[Read more session reports from the WSIS Forum 2018]
Moderated by Mr Jean Phillipe Mohammed Sangaré, president and CEO of the Swiss Society of Virtual and Augmented Reality (SSVAR), the session focused on the concept of innovation in technology in terms of robotics, drones, and virtual/augmented reality and how these align with the sustainable development goals (SDGs).
Ms Fanny (BAS) Kane, GIS officer, CartONG, started off the discussion by showing an example of a small drone. She informed participants that CartONG specialises in providing geographical information systems (GIS) and mapping to humanitarian organisations. It has worked with partners like Medecins Sans Frontiers, the Danish Demining Group, the United Nations High Commissioner for Refugees (UNHCR), the United Nations Children’s Fund (UNICEF), OpenStreetMap, and others. Kane shared three project examples: Trimodex, Tadjikistan, and a UNHCR project, which focused on mapping, search and rescue, risk reduction in mudslide prone areas, piloting, and refugee resettlement. In the three examples, data were collected using unnamed aerial vehicles (UAVs) and 3D models were built to guide decision-making. She also mentioned that from comparison, UAVs and drones offered 7% more accurate images than satellite.
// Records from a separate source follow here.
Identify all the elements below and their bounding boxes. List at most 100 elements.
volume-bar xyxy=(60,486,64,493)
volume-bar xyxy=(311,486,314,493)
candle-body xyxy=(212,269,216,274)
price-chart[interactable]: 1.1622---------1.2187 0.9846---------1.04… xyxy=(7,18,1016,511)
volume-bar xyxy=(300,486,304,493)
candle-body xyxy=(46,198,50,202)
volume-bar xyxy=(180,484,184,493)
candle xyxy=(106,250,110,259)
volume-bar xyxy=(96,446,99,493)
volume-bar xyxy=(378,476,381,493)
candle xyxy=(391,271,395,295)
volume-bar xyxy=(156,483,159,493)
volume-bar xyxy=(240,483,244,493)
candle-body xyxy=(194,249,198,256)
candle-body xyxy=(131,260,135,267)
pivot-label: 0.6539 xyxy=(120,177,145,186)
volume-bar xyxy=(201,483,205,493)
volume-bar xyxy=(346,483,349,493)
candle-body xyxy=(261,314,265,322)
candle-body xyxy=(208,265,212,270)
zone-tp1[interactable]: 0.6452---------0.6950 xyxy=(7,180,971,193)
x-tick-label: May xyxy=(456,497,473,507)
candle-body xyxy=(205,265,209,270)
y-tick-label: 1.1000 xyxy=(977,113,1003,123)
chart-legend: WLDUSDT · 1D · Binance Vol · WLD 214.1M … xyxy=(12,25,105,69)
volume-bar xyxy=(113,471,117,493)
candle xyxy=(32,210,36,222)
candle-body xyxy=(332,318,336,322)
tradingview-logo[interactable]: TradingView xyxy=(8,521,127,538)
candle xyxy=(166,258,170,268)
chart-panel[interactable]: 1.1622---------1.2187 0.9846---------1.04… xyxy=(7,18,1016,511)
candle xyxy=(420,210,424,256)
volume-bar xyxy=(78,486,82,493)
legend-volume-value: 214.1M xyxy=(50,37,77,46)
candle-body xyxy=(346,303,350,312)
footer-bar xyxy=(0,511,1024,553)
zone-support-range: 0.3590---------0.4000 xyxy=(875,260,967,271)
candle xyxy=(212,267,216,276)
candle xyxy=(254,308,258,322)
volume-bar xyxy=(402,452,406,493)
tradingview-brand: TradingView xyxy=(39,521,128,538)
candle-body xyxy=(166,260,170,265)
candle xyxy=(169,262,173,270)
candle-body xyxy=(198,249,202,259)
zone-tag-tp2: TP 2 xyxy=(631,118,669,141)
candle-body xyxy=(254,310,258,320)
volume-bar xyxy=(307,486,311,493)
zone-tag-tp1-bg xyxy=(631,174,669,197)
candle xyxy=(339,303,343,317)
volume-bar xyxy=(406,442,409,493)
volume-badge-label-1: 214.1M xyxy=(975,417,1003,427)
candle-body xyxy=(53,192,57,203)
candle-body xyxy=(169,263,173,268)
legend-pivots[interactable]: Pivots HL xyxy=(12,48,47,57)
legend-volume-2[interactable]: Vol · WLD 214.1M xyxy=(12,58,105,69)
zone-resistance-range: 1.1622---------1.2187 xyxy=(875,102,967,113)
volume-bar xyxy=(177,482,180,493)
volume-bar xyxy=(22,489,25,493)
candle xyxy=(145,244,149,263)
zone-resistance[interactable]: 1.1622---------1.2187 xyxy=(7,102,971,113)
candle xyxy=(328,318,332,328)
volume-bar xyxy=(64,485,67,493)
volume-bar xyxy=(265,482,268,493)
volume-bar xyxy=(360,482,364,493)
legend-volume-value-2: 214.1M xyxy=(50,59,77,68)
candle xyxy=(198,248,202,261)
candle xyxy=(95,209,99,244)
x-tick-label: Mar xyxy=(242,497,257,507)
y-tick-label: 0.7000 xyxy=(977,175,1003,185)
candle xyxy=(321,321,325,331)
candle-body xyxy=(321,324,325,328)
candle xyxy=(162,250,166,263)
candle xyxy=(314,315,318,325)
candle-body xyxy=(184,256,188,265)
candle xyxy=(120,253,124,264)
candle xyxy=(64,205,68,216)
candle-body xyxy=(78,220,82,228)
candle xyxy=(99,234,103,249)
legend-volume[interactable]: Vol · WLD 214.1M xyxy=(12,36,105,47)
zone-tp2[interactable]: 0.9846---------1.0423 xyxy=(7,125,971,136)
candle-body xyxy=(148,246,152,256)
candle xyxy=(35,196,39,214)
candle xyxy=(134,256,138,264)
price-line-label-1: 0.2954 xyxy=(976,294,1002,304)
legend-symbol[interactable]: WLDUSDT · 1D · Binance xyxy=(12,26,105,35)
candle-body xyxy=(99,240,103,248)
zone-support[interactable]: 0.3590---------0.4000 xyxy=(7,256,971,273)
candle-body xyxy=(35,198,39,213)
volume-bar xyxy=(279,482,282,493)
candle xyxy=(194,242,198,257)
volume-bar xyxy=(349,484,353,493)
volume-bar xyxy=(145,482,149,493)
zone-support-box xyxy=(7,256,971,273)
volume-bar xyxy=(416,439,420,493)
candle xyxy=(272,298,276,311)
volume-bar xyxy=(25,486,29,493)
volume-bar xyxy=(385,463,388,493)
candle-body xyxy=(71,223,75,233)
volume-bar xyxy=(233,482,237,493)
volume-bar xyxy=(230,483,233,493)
Mr Joel Kaiser, director of AidRobotics, WeRobotics, focused on the use of drones and robotics in delivering humanitarian aid in the case of disasters to help affected communities. He emphasised that all the work is not possible without a global network of people on the ground. He mentioned that they had worked with the Red Cross, non-governmental organisations (NGOs), and some universities to develop a code of conduct for drone pilots, data analysts, humanitarian workers, and other parties. He gave an example of the 2013 earthquake in the Philippines, where news stories from media houses were negative. Kaiser noted that data from drones is very important and making sense out of it in a disaster can have huge impacts. He also mentioned that it is important for governments to make the right policies while other parties work together to ensure that aid is delivered promptly.
Dr Sandra Bialystok, digital media coordinator at the Geneva International Centre for Humanitarian Demining (GICHD), stated that GICHD had supported 43 countries and visited 25, in a bid to clear landmines. She noted that there are 12 direct links to the SDGs and many other indirect links, highlighting that GICHD started with Goal 17, partnerships, hence providing support to governments, deminers, and humanitarian organisations with best practices, norms, and standards, and management information systems (MIS). She acknowledged that SDGs 6, 9, and 11 are also impacted by their work, ensuring that people out of conflict have access to infrastructure like water, food, and electricity. Bialystok concluded that virtual reality (VR) could bring people with different perspectives together, create new partnerships, and show people how to tell their story.
While she appreciated drones, robotics, and VR, Dr Marlyn Tadros, executive director of Virtual Activism, reminded panellists and participants to focus on the target audience when developing solutions and to consider how they will impact users in an effective way. She noted that some of the technologies mentioned like oculus and high-end computers are pricey for most users. She also noted that sometimes images and pictures speak better than virtual reality, giving an example of Alan Kurdi, a 3-year-old Syrian boy who drowned in an attempt by refugees to cross the Mediterranean Sea. Tadros emphasised the need to handle e-waste because soon technologies will become obsolete. She concluded that there is a need to rethink technologies and designs so that they can evolve without being thrown away.
(The presentation by Mr Felix Gaedtke, Cofounder, Now Here Media, suffered technical problems and is not reported on.)